# Accidentally measures in fluid ounces



## Ilium (Jan 25, 2018)

I didn't notice that my scale was set to fluid ounces and not weight ounces. How bad will this mess up my batch?


----------



## penelopejane (Jan 26, 2018)

Ilium said:


> I didn't notice that my scale was set to fluid ounces and not weight ounces. How bad will this mess up my batch?



Use soap calc and enter the recipe in as you actually measured and made it and tell is what SF and lye concentration it turned out to have.


----------



## DeeAnna (Jan 26, 2018)

A scale cannot measure fluid ounces. It just can't. It can only measure ounces by weight. The only way to measure fluid ounces is to use a volume measuring device ... in other words, a measuring cup.

*edit:* I stand corrected ... and befuddled.

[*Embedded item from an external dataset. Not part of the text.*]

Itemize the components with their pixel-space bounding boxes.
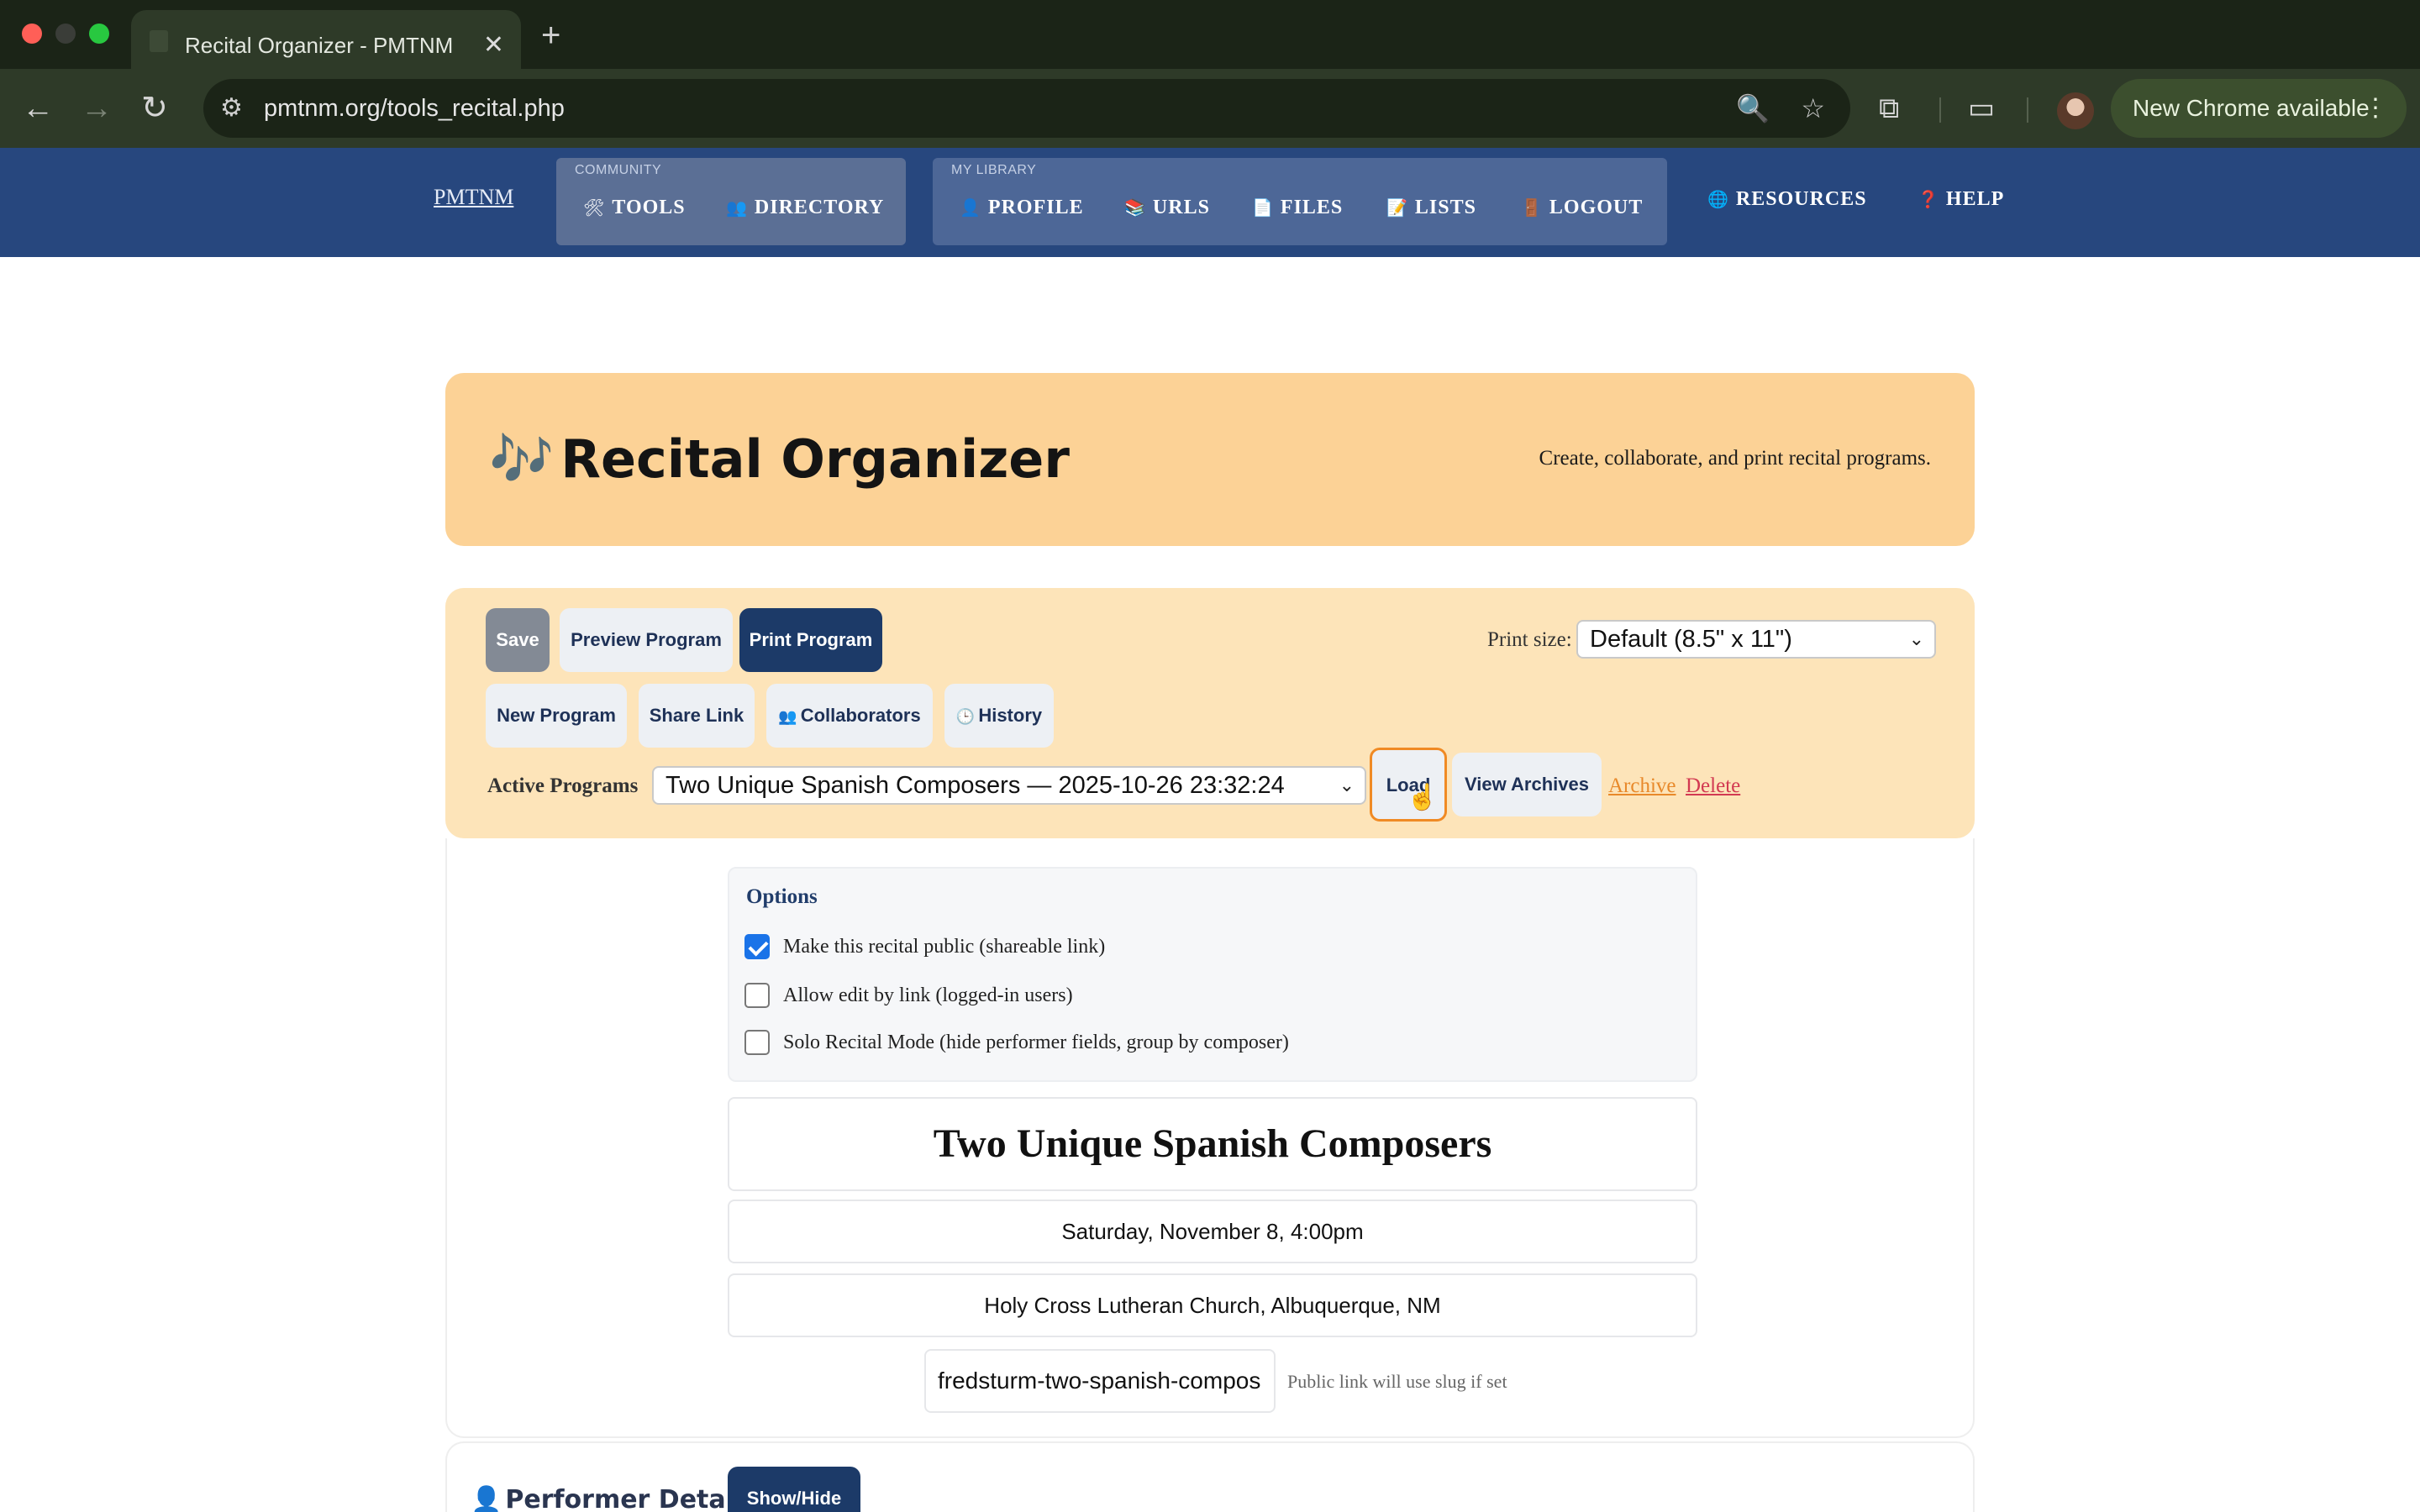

I learned there are indeed some household scales that supposedly DO measure volume (milliliters and fluid ounces). Actually, these scales are still measuring the weight, but they convert the weight to an estimated volume by making assumptions about the density. 

Brewer George (below) has the correct advice -- if you used the "fluid ounce" setting and the same density setting for weighing EVERYTHING, then you're fine. If you used different density settings for different ingredients, then I'm not sure. We'd have to know more specifics about what you did.

*I apologize for disbelieving you, Ilium. *

I'm now going to stand in the corner and bang my forehead against the wall.


----------



## BrewerGeorge (Jan 26, 2018)

I you used for absolutely everything you put in the soap, there shouldn't be any difference.


----------